Par ailleurs, M. de Richemont a présenté, à la fin de son rapport, un certain nombre de pistes de réflexion pour l'avenir. Je suis d'accord avec lui s'agissant, en particulier, du régime de l'accouchement sous X ou de la maternité pour autrui. Celle-ci est aujourd'hui prohibée en France, mais on sait qu'il suffit de franchir la frontière pour trouver des officines qui la proposent dans des conditions discutables. Que fait-on à cet égard ?

M. le rapporteur a en outre évoqué la question des reconnaissances prénatales. De manière générale, c'est probablement une bonne chose. On peut imaginer que, dans la très grande majorité des cas, c'est le fait d'un conjoint qui vit avec la future mère et veut clarifier les choses.

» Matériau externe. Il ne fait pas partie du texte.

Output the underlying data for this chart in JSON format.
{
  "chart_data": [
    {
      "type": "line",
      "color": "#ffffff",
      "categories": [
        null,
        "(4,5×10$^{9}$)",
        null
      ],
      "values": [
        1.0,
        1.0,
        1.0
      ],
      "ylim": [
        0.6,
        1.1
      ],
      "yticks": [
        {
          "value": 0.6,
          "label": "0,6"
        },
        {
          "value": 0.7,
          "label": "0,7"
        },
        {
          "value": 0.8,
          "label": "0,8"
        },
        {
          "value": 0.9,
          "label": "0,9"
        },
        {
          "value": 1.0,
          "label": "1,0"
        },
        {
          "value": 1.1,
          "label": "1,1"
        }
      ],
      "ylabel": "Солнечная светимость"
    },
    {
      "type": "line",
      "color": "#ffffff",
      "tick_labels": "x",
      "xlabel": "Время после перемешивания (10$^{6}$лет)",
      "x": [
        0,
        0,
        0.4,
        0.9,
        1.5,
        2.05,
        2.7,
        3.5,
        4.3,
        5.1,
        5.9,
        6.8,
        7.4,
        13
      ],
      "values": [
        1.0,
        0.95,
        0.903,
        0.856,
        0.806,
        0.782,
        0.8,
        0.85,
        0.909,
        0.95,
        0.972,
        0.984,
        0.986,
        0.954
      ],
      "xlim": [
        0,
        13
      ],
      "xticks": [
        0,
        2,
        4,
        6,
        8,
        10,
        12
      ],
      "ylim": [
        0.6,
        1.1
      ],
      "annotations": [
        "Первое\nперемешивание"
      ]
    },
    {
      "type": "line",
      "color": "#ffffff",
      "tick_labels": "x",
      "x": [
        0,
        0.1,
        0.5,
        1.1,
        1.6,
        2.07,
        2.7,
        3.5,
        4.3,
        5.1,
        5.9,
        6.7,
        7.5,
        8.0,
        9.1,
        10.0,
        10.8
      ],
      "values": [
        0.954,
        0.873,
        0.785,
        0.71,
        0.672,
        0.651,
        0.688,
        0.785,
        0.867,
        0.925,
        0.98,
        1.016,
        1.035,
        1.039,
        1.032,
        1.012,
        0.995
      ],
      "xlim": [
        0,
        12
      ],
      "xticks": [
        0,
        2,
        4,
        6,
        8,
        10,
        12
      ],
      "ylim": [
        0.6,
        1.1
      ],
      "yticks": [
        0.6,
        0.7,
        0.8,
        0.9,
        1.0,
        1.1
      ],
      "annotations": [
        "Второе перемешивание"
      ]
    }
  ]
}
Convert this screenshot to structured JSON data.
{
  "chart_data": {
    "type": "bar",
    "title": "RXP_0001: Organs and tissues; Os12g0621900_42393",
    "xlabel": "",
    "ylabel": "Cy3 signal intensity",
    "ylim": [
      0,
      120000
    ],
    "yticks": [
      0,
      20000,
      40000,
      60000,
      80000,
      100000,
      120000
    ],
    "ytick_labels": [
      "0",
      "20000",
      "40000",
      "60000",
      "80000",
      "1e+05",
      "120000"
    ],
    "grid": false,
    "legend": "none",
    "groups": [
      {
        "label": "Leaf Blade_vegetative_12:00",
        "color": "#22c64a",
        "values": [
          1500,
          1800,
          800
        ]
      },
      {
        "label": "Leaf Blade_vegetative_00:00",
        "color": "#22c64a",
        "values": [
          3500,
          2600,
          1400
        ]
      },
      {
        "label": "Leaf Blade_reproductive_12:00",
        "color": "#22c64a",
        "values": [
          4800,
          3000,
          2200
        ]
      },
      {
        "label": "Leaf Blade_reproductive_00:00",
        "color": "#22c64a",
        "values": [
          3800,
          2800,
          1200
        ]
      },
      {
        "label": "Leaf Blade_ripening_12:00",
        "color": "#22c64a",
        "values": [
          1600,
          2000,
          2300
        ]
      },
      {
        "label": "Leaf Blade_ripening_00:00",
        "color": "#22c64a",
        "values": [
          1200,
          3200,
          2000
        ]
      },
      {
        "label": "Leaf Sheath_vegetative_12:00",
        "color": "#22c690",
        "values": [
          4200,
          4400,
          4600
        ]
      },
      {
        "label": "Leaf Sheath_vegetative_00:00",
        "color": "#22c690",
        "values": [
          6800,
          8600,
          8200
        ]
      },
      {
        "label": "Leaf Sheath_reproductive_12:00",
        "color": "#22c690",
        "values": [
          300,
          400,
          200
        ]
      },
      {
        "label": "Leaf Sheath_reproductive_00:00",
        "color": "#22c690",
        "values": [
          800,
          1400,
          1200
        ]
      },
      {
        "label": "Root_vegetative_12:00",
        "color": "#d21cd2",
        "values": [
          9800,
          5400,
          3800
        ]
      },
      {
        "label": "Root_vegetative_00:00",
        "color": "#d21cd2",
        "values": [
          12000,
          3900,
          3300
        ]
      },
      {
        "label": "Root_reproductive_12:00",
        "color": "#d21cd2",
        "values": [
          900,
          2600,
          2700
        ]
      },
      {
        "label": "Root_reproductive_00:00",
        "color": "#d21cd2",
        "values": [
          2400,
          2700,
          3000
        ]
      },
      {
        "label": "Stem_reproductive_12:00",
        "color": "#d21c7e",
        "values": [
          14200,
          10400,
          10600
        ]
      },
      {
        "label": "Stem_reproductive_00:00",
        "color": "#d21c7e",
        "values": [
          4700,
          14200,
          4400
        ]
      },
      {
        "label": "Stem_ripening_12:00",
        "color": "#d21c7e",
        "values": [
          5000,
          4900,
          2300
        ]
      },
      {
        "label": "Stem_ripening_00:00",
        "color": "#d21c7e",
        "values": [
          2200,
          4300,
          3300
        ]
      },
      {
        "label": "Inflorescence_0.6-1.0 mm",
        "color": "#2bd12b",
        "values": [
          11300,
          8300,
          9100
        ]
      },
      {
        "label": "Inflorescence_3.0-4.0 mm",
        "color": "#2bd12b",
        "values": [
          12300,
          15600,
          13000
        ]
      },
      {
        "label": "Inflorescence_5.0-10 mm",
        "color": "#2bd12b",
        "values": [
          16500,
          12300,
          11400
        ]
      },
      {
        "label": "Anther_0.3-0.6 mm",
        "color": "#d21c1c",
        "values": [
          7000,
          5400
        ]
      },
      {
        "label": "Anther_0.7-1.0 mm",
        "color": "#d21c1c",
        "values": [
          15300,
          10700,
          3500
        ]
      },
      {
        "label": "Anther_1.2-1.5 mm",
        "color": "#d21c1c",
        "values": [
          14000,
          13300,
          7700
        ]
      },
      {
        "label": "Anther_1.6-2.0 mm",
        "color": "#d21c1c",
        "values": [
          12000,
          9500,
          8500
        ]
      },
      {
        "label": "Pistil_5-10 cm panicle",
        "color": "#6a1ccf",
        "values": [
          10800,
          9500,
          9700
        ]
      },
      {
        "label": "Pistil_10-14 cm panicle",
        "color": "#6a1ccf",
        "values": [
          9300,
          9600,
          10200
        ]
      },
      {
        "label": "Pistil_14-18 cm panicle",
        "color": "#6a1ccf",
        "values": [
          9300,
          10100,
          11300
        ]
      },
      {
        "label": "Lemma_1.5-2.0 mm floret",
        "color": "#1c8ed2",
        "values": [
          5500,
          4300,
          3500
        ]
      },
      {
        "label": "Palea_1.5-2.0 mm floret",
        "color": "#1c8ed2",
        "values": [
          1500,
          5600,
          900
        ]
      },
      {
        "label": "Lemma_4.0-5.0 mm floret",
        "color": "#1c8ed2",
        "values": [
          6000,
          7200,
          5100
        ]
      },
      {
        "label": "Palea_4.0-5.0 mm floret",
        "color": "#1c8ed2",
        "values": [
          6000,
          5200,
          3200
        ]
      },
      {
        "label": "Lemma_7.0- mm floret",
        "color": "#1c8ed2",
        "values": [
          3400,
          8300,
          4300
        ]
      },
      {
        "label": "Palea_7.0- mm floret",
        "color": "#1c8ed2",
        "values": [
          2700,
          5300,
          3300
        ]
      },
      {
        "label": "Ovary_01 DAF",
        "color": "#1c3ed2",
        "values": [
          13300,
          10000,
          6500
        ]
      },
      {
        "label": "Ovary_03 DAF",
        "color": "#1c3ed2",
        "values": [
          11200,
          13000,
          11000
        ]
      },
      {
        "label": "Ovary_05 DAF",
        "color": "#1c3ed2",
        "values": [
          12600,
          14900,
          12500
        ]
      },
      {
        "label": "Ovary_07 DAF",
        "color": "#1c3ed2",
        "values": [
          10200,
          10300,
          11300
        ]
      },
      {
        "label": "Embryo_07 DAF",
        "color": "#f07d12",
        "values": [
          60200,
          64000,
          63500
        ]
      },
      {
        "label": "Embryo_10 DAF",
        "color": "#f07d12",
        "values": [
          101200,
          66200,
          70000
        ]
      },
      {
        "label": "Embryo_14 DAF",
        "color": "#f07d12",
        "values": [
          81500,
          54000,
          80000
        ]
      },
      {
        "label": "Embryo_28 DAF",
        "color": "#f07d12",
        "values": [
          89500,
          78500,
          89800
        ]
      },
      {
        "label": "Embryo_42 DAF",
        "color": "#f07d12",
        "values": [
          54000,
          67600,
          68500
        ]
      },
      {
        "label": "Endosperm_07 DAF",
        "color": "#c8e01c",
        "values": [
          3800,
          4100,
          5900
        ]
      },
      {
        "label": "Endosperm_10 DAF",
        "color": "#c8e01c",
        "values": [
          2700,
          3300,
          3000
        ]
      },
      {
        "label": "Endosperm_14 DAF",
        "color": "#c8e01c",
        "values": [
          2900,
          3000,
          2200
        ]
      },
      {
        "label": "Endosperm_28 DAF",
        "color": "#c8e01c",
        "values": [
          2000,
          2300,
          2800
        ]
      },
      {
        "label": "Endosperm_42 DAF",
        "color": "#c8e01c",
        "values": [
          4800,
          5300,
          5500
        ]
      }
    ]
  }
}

M. Jean-Jacques Hyest,président de la commission des lois. Bien sûr !

M. Richard Yung. De ce point de vue, cela est positif. Cependant, il peut aussi s'agir, dans certains cas, d'une manoeuvre visant à nuire à la famille ou à la mère. Des abus sont donc possibles, et il faut peut-être encadrer le dispositif sur ce plan.

M. Jean-Jacques Hyest,président de la commission des lois. D'où l'amendement de M. de Richemont !

M. Richard Yung. En tout état de cause, le groupe socialiste approuve, pour l'essentiel, cette réforme sur le fond, en regrettant, il faut tout de même que je le dise, que l'on ait procédé par voie d'ordonnance.